Nationalisation for B+B

Buy-to-let mortgage specialist Bradford & Bingley will be nationalised, the Government has confirmed.

But a £612 million deal by Santander will see the Spanish bank, which owns Abbey and has agreed to buy Alliance & Leicester, buy B&B's savings and branch business - which has £20 billion in deposits and 2.7 million customers.

A £14 billion loan funded by the Bank of England will allow B&B's retail deposits to be transferred to Abbey, with a further £4 billion to be paid by the Treasury to cover those deposits not protected by the scheme.

The Treasury said it will be "business as usual" for savers and borrowers at B&B. Branches will remain open  as usual with call centres and internet banking also available.

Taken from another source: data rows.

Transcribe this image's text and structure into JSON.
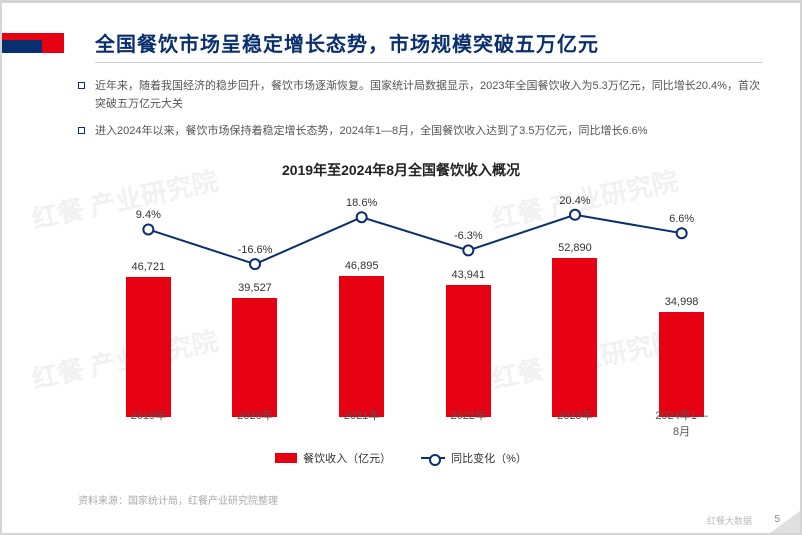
{
  "title": "全国餐饮市场呈稳定增长态势，市场规模突破五万亿元",
  "bullets": [
    "近年来，随着我国经济的稳步回升，餐饮市场逐渐恢复。国家统计局数据显示，2023年全国餐饮收入为5.3万亿元，同比增长20.4%，首次突破五万亿元大关",
    "进入2024年以来，餐饮市场保持着稳定增长态势，2024年1—8月，全国餐饮收入达到了3.5万亿元，同比增长6.6%"
  ],
  "chart": {
    "title": "2019年至2024年8月全国餐饮收入概况",
    "type": "bar+line",
    "categories": [
      "2019年",
      "2020年",
      "2021年",
      "2022年",
      "2023年",
      "2024年1—8月"
    ],
    "bar_values": [
      46721,
      39527,
      46895,
      43941,
      52890,
      34998
    ],
    "bar_value_labels": [
      "46,721",
      "39,527",
      "46,895",
      "43,941",
      "52,890",
      "34,998"
    ],
    "bar_color": "#e60012",
    "bar_max": 60000,
    "line_values": [
      9.4,
      -16.6,
      18.6,
      -6.3,
      20.4,
      6.6
    ],
    "line_labels": [
      "9.4%",
      "-16.6%",
      "18.6%",
      "-6.3%",
      "20.4%",
      "6.6%"
    ],
    "line_color": "#0a2f6e",
    "line_width": 2,
    "marker_radius": 5,
    "marker_fill": "#ffffff",
    "line_y_min": -30,
    "line_y_max": 30,
    "label_fontsize": 11,
    "title_fontsize": 14,
    "background_color": "#ffffff"
  },
  "legend": {
    "bar": "餐饮收入（亿元）",
    "line": "同比变化（%）"
  },
  "source": "资料来源：国家统计局，红餐产业研究院整理",
  "page_number": "5",
  "footer_logo": "红餐大数据",
  "watermark": "红餐 产业研究院",
  "colors": {
    "primary_red": "#e60012",
    "primary_blue": "#0a2f6e",
    "text_dark": "#222222",
    "text_gray": "#555555",
    "border_gray": "#d5d5d5"
  }
}
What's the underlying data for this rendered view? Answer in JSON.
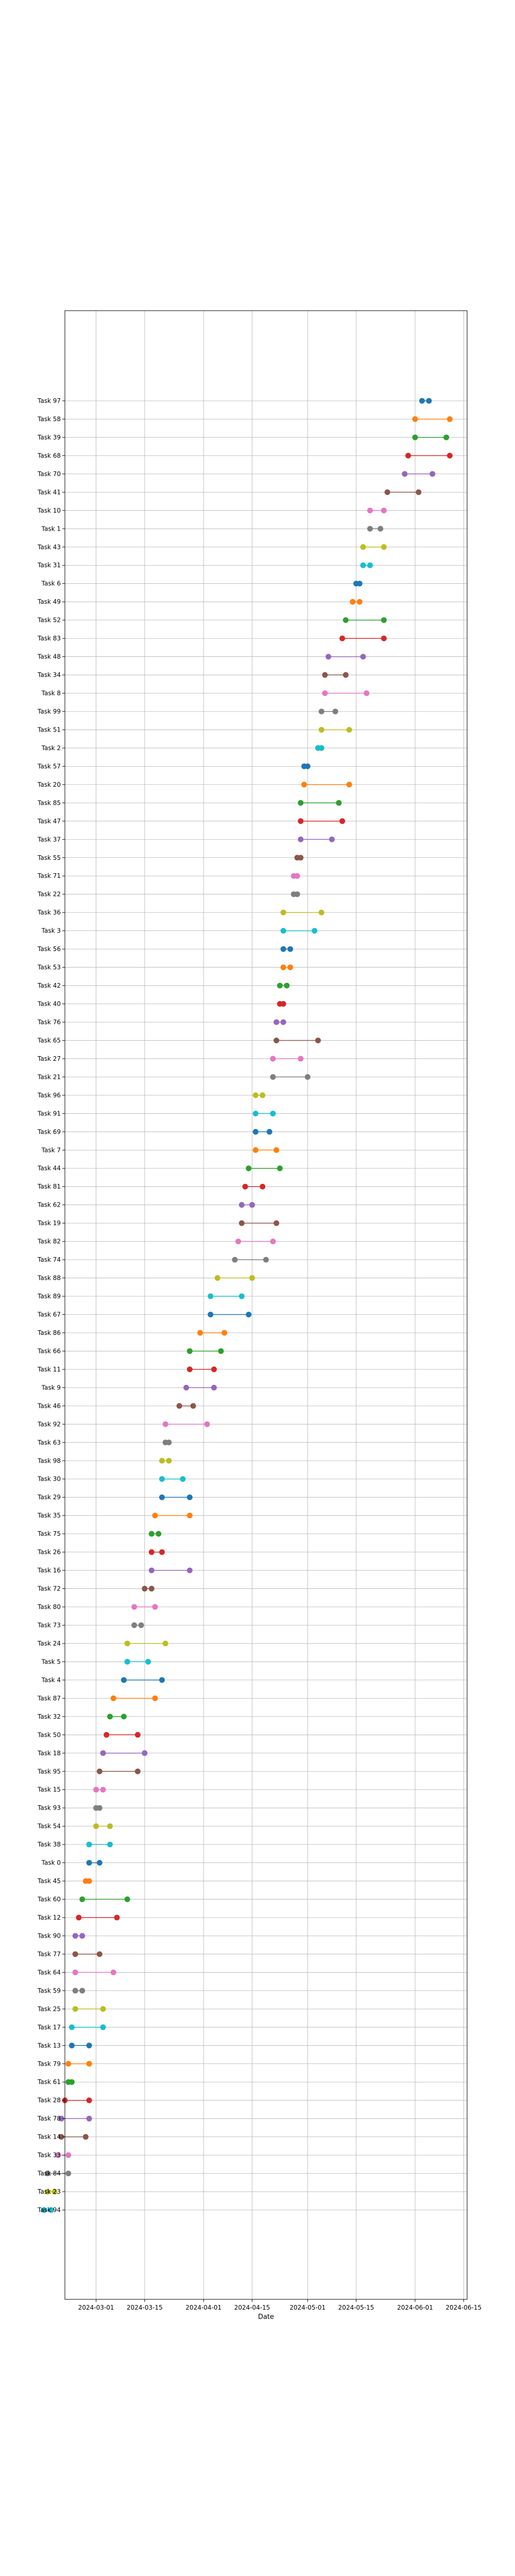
{
  "chart_data": {
    "type": "dumbbell",
    "title": "",
    "xlabel": "Date",
    "ylabel": "",
    "grid": true,
    "xlim": [
      "2024-02-21",
      "2024-06-16"
    ],
    "xticks": [
      "2024-03-01",
      "2024-03-15",
      "2024-04-01",
      "2024-04-15",
      "2024-05-01",
      "2024-05-15",
      "2024-06-01",
      "2024-06-15"
    ],
    "colors": [
      "#1f77b4",
      "#ff7f0e",
      "#2ca02c",
      "#d62728",
      "#9467bd",
      "#8c564b",
      "#e377c2",
      "#7f7f7f",
      "#bcbd22",
      "#17becf"
    ],
    "tasks": [
      {
        "label": "Task 97",
        "start": "2024-06-03",
        "end": "2024-06-05"
      },
      {
        "label": "Task 58",
        "start": "2024-06-01",
        "end": "2024-06-11"
      },
      {
        "label": "Task 39",
        "start": "2024-06-01",
        "end": "2024-06-10"
      },
      {
        "label": "Task 68",
        "start": "2024-05-30",
        "end": "2024-06-11"
      },
      {
        "label": "Task 70",
        "start": "2024-05-29",
        "end": "2024-06-06"
      },
      {
        "label": "Task 41",
        "start": "2024-05-24",
        "end": "2024-06-02"
      },
      {
        "label": "Task 10",
        "start": "2024-05-19",
        "end": "2024-05-23"
      },
      {
        "label": "Task 1",
        "start": "2024-05-19",
        "end": "2024-05-22"
      },
      {
        "label": "Task 43",
        "start": "2024-05-17",
        "end": "2024-05-23"
      },
      {
        "label": "Task 31",
        "start": "2024-05-17",
        "end": "2024-05-19"
      },
      {
        "label": "Task 6",
        "start": "2024-05-15",
        "end": "2024-05-16"
      },
      {
        "label": "Task 49",
        "start": "2024-05-14",
        "end": "2024-05-16"
      },
      {
        "label": "Task 52",
        "start": "2024-05-12",
        "end": "2024-05-23"
      },
      {
        "label": "Task 83",
        "start": "2024-05-11",
        "end": "2024-05-23"
      },
      {
        "label": "Task 48",
        "start": "2024-05-07",
        "end": "2024-05-17"
      },
      {
        "label": "Task 34",
        "start": "2024-05-06",
        "end": "2024-05-12"
      },
      {
        "label": "Task 8",
        "start": "2024-05-06",
        "end": "2024-05-18"
      },
      {
        "label": "Task 99",
        "start": "2024-05-05",
        "end": "2024-05-09"
      },
      {
        "label": "Task 51",
        "start": "2024-05-05",
        "end": "2024-05-13"
      },
      {
        "label": "Task 2",
        "start": "2024-05-04",
        "end": "2024-05-05"
      },
      {
        "label": "Task 57",
        "start": "2024-04-30",
        "end": "2024-05-01"
      },
      {
        "label": "Task 20",
        "start": "2024-04-30",
        "end": "2024-05-13"
      },
      {
        "label": "Task 85",
        "start": "2024-04-29",
        "end": "2024-05-10"
      },
      {
        "label": "Task 47",
        "start": "2024-04-29",
        "end": "2024-05-11"
      },
      {
        "label": "Task 37",
        "start": "2024-04-29",
        "end": "2024-05-08"
      },
      {
        "label": "Task 55",
        "start": "2024-04-28",
        "end": "2024-04-29"
      },
      {
        "label": "Task 71",
        "start": "2024-04-27",
        "end": "2024-04-28"
      },
      {
        "label": "Task 22",
        "start": "2024-04-27",
        "end": "2024-04-28"
      },
      {
        "label": "Task 36",
        "start": "2024-04-24",
        "end": "2024-05-05"
      },
      {
        "label": "Task 3",
        "start": "2024-04-24",
        "end": "2024-05-03"
      },
      {
        "label": "Task 56",
        "start": "2024-04-24",
        "end": "2024-04-26"
      },
      {
        "label": "Task 53",
        "start": "2024-04-24",
        "end": "2024-04-26"
      },
      {
        "label": "Task 42",
        "start": "2024-04-23",
        "end": "2024-04-25"
      },
      {
        "label": "Task 40",
        "start": "2024-04-23",
        "end": "2024-04-24"
      },
      {
        "label": "Task 76",
        "start": "2024-04-22",
        "end": "2024-04-24"
      },
      {
        "label": "Task 65",
        "start": "2024-04-22",
        "end": "2024-05-04"
      },
      {
        "label": "Task 27",
        "start": "2024-04-21",
        "end": "2024-04-29"
      },
      {
        "label": "Task 21",
        "start": "2024-04-21",
        "end": "2024-05-01"
      },
      {
        "label": "Task 96",
        "start": "2024-04-16",
        "end": "2024-04-18"
      },
      {
        "label": "Task 91",
        "start": "2024-04-16",
        "end": "2024-04-21"
      },
      {
        "label": "Task 69",
        "start": "2024-04-16",
        "end": "2024-04-20"
      },
      {
        "label": "Task 7",
        "start": "2024-04-16",
        "end": "2024-04-22"
      },
      {
        "label": "Task 44",
        "start": "2024-04-14",
        "end": "2024-04-23"
      },
      {
        "label": "Task 81",
        "start": "2024-04-13",
        "end": "2024-04-18"
      },
      {
        "label": "Task 62",
        "start": "2024-04-12",
        "end": "2024-04-15"
      },
      {
        "label": "Task 19",
        "start": "2024-04-12",
        "end": "2024-04-22"
      },
      {
        "label": "Task 82",
        "start": "2024-04-11",
        "end": "2024-04-21"
      },
      {
        "label": "Task 74",
        "start": "2024-04-10",
        "end": "2024-04-19"
      },
      {
        "label": "Task 88",
        "start": "2024-04-05",
        "end": "2024-04-15"
      },
      {
        "label": "Task 89",
        "start": "2024-04-03",
        "end": "2024-04-12"
      },
      {
        "label": "Task 67",
        "start": "2024-04-03",
        "end": "2024-04-14"
      },
      {
        "label": "Task 86",
        "start": "2024-03-31",
        "end": "2024-04-07"
      },
      {
        "label": "Task 66",
        "start": "2024-03-28",
        "end": "2024-04-06"
      },
      {
        "label": "Task 11",
        "start": "2024-03-28",
        "end": "2024-04-04"
      },
      {
        "label": "Task 9",
        "start": "2024-03-27",
        "end": "2024-04-04"
      },
      {
        "label": "Task 46",
        "start": "2024-03-25",
        "end": "2024-03-29"
      },
      {
        "label": "Task 92",
        "start": "2024-03-21",
        "end": "2024-04-02"
      },
      {
        "label": "Task 63",
        "start": "2024-03-21",
        "end": "2024-03-22"
      },
      {
        "label": "Task 98",
        "start": "2024-03-20",
        "end": "2024-03-22"
      },
      {
        "label": "Task 30",
        "start": "2024-03-20",
        "end": "2024-03-26"
      },
      {
        "label": "Task 29",
        "start": "2024-03-20",
        "end": "2024-03-28"
      },
      {
        "label": "Task 35",
        "start": "2024-03-18",
        "end": "2024-03-28"
      },
      {
        "label": "Task 75",
        "start": "2024-03-17",
        "end": "2024-03-19"
      },
      {
        "label": "Task 26",
        "start": "2024-03-17",
        "end": "2024-03-20"
      },
      {
        "label": "Task 16",
        "start": "2024-03-17",
        "end": "2024-03-28"
      },
      {
        "label": "Task 72",
        "start": "2024-03-15",
        "end": "2024-03-17"
      },
      {
        "label": "Task 80",
        "start": "2024-03-12",
        "end": "2024-03-18"
      },
      {
        "label": "Task 73",
        "start": "2024-03-12",
        "end": "2024-03-14"
      },
      {
        "label": "Task 24",
        "start": "2024-03-10",
        "end": "2024-03-21"
      },
      {
        "label": "Task 5",
        "start": "2024-03-10",
        "end": "2024-03-16"
      },
      {
        "label": "Task 4",
        "start": "2024-03-09",
        "end": "2024-03-20"
      },
      {
        "label": "Task 87",
        "start": "2024-03-06",
        "end": "2024-03-18"
      },
      {
        "label": "Task 32",
        "start": "2024-03-05",
        "end": "2024-03-09"
      },
      {
        "label": "Task 50",
        "start": "2024-03-04",
        "end": "2024-03-13"
      },
      {
        "label": "Task 18",
        "start": "2024-03-03",
        "end": "2024-03-15"
      },
      {
        "label": "Task 95",
        "start": "2024-03-02",
        "end": "2024-03-13"
      },
      {
        "label": "Task 15",
        "start": "2024-03-01",
        "end": "2024-03-03"
      },
      {
        "label": "Task 93",
        "start": "2024-03-01",
        "end": "2024-03-02"
      },
      {
        "label": "Task 54",
        "start": "2024-03-01",
        "end": "2024-03-05"
      },
      {
        "label": "Task 38",
        "start": "2024-02-28",
        "end": "2024-03-05"
      },
      {
        "label": "Task 0",
        "start": "2024-02-28",
        "end": "2024-03-02"
      },
      {
        "label": "Task 45",
        "start": "2024-02-27",
        "end": "2024-02-28"
      },
      {
        "label": "Task 60",
        "start": "2024-02-26",
        "end": "2024-03-10"
      },
      {
        "label": "Task 12",
        "start": "2024-02-25",
        "end": "2024-03-07"
      },
      {
        "label": "Task 90",
        "start": "2024-02-24",
        "end": "2024-02-26"
      },
      {
        "label": "Task 77",
        "start": "2024-02-24",
        "end": "2024-03-02"
      },
      {
        "label": "Task 64",
        "start": "2024-02-24",
        "end": "2024-03-06"
      },
      {
        "label": "Task 59",
        "start": "2024-02-24",
        "end": "2024-02-26"
      },
      {
        "label": "Task 25",
        "start": "2024-02-24",
        "end": "2024-03-03"
      },
      {
        "label": "Task 17",
        "start": "2024-02-23",
        "end": "2024-03-03"
      },
      {
        "label": "Task 13",
        "start": "2024-02-23",
        "end": "2024-02-28"
      },
      {
        "label": "Task 79",
        "start": "2024-02-22",
        "end": "2024-02-28"
      },
      {
        "label": "Task 61",
        "start": "2024-02-22",
        "end": "2024-02-23"
      },
      {
        "label": "Task 28",
        "start": "2024-02-21",
        "end": "2024-02-28"
      },
      {
        "label": "Task 78",
        "start": "2024-02-20",
        "end": "2024-02-28"
      },
      {
        "label": "Task 14",
        "start": "2024-02-20",
        "end": "2024-02-27"
      },
      {
        "label": "Task 33",
        "start": "2024-02-19",
        "end": "2024-02-22"
      },
      {
        "label": "Task 84",
        "start": "2024-02-16",
        "end": "2024-02-22"
      },
      {
        "label": "Task 23",
        "start": "2024-02-16",
        "end": "2024-02-18"
      },
      {
        "label": "Task 94",
        "start": "2024-02-15",
        "end": "2024-02-17"
      }
    ]
  }
}
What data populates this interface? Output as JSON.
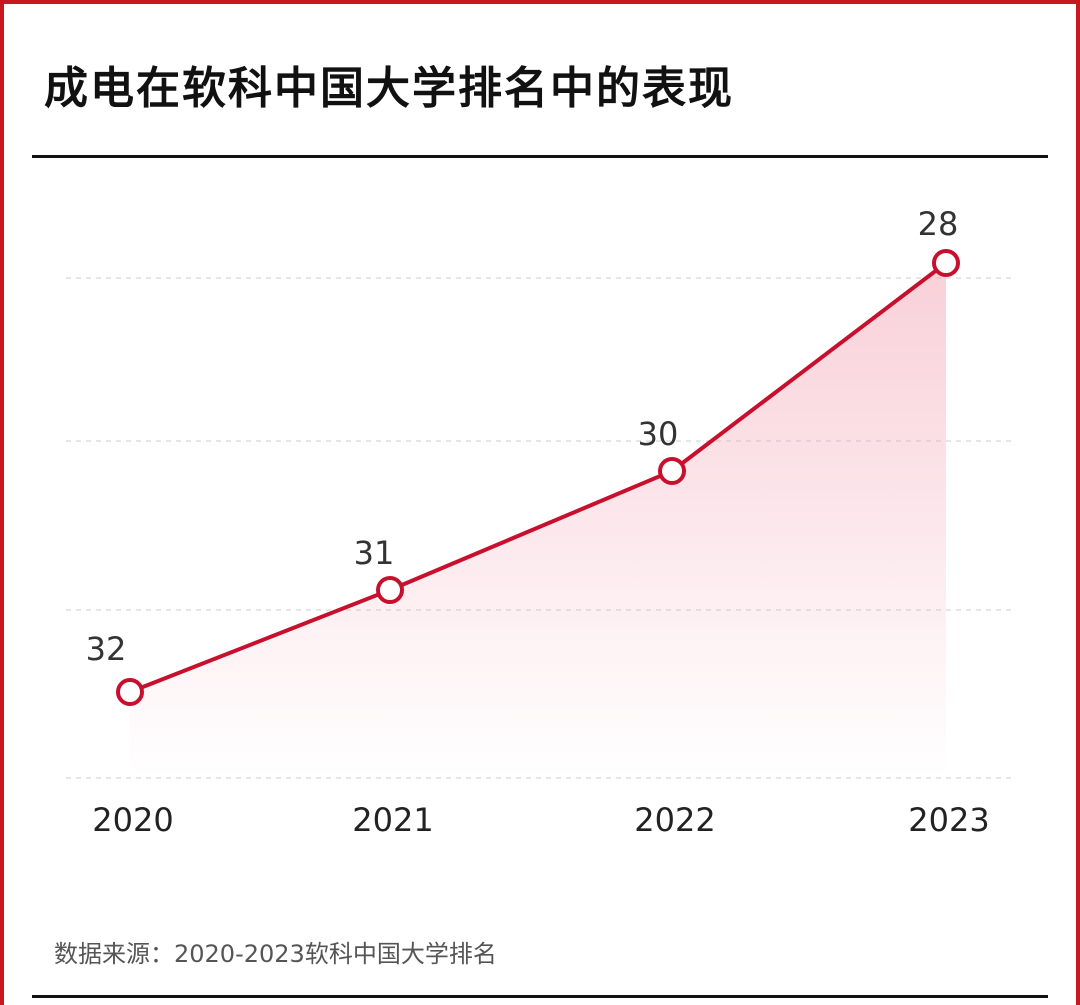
{
  "title": "成电在软科中国大学排名中的表现",
  "source": "数据来源：2020-2023软科中国大学排名",
  "colors": {
    "accent": "#c8102e",
    "frame": "#c8171e",
    "area": "#f4b6c2",
    "grid": "#dddddd"
  },
  "chart_data": {
    "type": "area",
    "title": "成电在软科中国大学排名中的表现",
    "categories": [
      "2020",
      "2021",
      "2022",
      "2023"
    ],
    "series": [
      {
        "values": [
          32,
          31,
          30,
          28
        ],
        "labels": [
          "32",
          "31",
          "30",
          "28"
        ]
      }
    ],
    "y_inverted": true,
    "grid": "horizontal-dashed",
    "legend": "none"
  }
}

The deal will mean that Santander will have an overall 10% share of the retail savings market with 1,286 branches from the combined business of Abbey, Alliance & Leicester and B&B.

B&B's shares have been cancelled, with compensation to be paid in "due course", the Government said.

Kevin Mountford, head of banking at, said: "After weekend of speculation, confirmation that Bradford & Bingley is to be broken up will come as a surprise to nobody. What is a surprise is that Santander seems to have walked away with such a bargain. In the new world where retail deposits are king Santander has landed all £21bn deposited by B&B's savers at a price that looks extremely cheap. Whilst many of those savers will no doubt feel relieved this morning, we will need to wait and see whether the remains of B&B keeps its separate FSCS registration, or whether B&B savers who also have money in either A&L and Abbey will need to move it again to stay below the £35,000 compensation limit.

"The big question for UK consumers this morning, is whether B&B is the last domino to topple, or whether more banks and building societies will go the way of HBOS, Northern Rock, A&L, B&B, Cheshire and Derbyshire and fall victim to the credit crunch."

Louise Cuming, head of mortgages at said: "For people with mortgages with Bradford & Bingley this is a worrying time. With the mortgage book now, effectively, being run down by the Government there is no incentive for them to keep rates competitive. The nightmare scenario for borrowers is to find themselves stuck with an uncompetitive mortgage but be unable to remortgage to a better deal elsewhere because they don't meet the lending criteria."